We’re back to having a Bible visualization this week. (I’m still trying to catch up on last week.) 1 Corinthians 15 is a powerful chapter on the resurrection of Jesus Christ and what that means for us as well. Paul puts it succinctly near the end as he lays out a great contrast. We all face death and are under the power of sin. The law could do nothing to save us from such a fate. Then Paul uses that wonderful, good news-filled, gracious phrase: but God. Or at least in this section, “but thanks be to God.” Death is not the end nor does sin have the power. God, through Jesus Christ, gives us the victory over such things in his death and resurrection.

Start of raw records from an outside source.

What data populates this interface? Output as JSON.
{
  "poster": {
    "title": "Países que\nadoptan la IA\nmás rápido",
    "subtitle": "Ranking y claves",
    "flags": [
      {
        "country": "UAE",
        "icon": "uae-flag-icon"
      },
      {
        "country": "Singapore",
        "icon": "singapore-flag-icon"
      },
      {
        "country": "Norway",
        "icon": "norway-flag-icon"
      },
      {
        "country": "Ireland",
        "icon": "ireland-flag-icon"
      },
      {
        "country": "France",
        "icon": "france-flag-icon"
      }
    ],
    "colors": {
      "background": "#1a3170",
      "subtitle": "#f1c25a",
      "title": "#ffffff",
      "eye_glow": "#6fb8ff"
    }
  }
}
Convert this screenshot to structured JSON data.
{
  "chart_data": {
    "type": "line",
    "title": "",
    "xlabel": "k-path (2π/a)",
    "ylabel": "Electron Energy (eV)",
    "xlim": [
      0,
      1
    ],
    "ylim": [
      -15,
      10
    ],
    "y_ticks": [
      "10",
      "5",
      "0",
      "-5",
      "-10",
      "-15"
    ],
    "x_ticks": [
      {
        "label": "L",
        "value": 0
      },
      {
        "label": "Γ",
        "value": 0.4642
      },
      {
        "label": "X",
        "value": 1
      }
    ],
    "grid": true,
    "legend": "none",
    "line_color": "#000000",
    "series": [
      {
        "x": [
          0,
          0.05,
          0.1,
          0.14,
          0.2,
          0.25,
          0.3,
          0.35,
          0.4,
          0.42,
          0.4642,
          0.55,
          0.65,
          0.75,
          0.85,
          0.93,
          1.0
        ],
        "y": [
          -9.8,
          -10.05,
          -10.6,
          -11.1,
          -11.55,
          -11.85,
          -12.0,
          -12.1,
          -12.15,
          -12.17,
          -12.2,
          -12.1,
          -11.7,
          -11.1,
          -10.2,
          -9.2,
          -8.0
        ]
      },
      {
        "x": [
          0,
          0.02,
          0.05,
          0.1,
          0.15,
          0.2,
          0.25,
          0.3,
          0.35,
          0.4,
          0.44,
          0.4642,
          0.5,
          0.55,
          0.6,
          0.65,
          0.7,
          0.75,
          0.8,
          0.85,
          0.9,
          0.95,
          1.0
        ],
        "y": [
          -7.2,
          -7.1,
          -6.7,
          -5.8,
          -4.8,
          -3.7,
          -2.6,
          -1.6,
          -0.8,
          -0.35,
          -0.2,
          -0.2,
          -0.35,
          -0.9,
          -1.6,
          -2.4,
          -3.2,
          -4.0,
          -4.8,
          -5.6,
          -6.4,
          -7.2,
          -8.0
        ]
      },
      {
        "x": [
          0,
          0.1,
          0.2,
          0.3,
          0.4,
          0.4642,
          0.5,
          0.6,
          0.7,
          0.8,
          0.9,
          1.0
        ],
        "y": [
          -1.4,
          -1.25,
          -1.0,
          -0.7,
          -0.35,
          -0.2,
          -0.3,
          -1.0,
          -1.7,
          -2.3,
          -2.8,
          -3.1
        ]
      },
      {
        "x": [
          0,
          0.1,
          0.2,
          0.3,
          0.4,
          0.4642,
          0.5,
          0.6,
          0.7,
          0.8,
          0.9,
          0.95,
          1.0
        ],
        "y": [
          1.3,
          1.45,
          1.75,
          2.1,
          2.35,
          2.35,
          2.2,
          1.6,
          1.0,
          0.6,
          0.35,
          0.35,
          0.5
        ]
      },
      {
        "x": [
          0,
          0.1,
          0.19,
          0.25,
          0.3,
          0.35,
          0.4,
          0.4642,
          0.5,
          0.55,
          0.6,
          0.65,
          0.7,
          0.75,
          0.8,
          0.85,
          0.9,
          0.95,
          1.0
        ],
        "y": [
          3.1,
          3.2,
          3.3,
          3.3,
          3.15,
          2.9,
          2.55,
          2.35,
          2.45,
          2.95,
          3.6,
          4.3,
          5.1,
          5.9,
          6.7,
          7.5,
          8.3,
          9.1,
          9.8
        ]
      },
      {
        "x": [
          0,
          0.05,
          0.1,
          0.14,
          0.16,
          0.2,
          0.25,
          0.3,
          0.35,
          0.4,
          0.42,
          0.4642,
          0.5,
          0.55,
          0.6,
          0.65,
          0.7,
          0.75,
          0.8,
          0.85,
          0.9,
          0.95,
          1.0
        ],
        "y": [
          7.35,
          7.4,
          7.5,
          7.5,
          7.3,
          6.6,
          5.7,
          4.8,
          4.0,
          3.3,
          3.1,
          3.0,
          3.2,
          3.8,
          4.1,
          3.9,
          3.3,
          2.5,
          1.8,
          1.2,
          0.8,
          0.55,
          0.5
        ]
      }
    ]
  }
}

We’ve already gone through our first week of the third quarter, and with each week we’re distancing ourselves more from that midway point. So I guess we can classify ourselves as over the hill and we’ll just gather momentum from here on out.
We finish out Corinthians and continue into Jeremiah this week, with a brief break from the Psalms.
Before we completely cut ourselves off from last week, here’s a short paragraph I wrote back in school about 2 Corinthians 4, which is a bit of a strange passage about carrying around death in our lives. I share this partly because whenever I can use what I did in school after graduation, I feel like all that money was well spent. I hope my one paragraph is a tiny bit helpful, rather than more confusing. If it is the latter, I’ll use the excuse that I wrote it years ago.
2 Corinthians 4:5-6, 10
For we do not preach ourselves, but Jesus Christ as Lord, and ourselves as your servants for Jesus’ sake. For God, who said, “Let light shine out of darkness,” made his light shine in our hearts to give us the light of the knowledge of the glory of God in the face of Christ.
We always carry around in our body the death of Jesus, so that the life of Jesus may also be revealed in our body.
The Church is not as some would see it as a holy body, a diamond amongst the rest of the rough world. It is not the pinnacle of humanity, instead from it is the best of human possibility. It is to be the pulpit from which the living Word of God is proclaimed. It is both pit and pinnacle; pit because it is human, pinnacle because it is a place of recognition of our guilt and of God’s mercy. The Church carries death, so that Christ’s life may be revealed.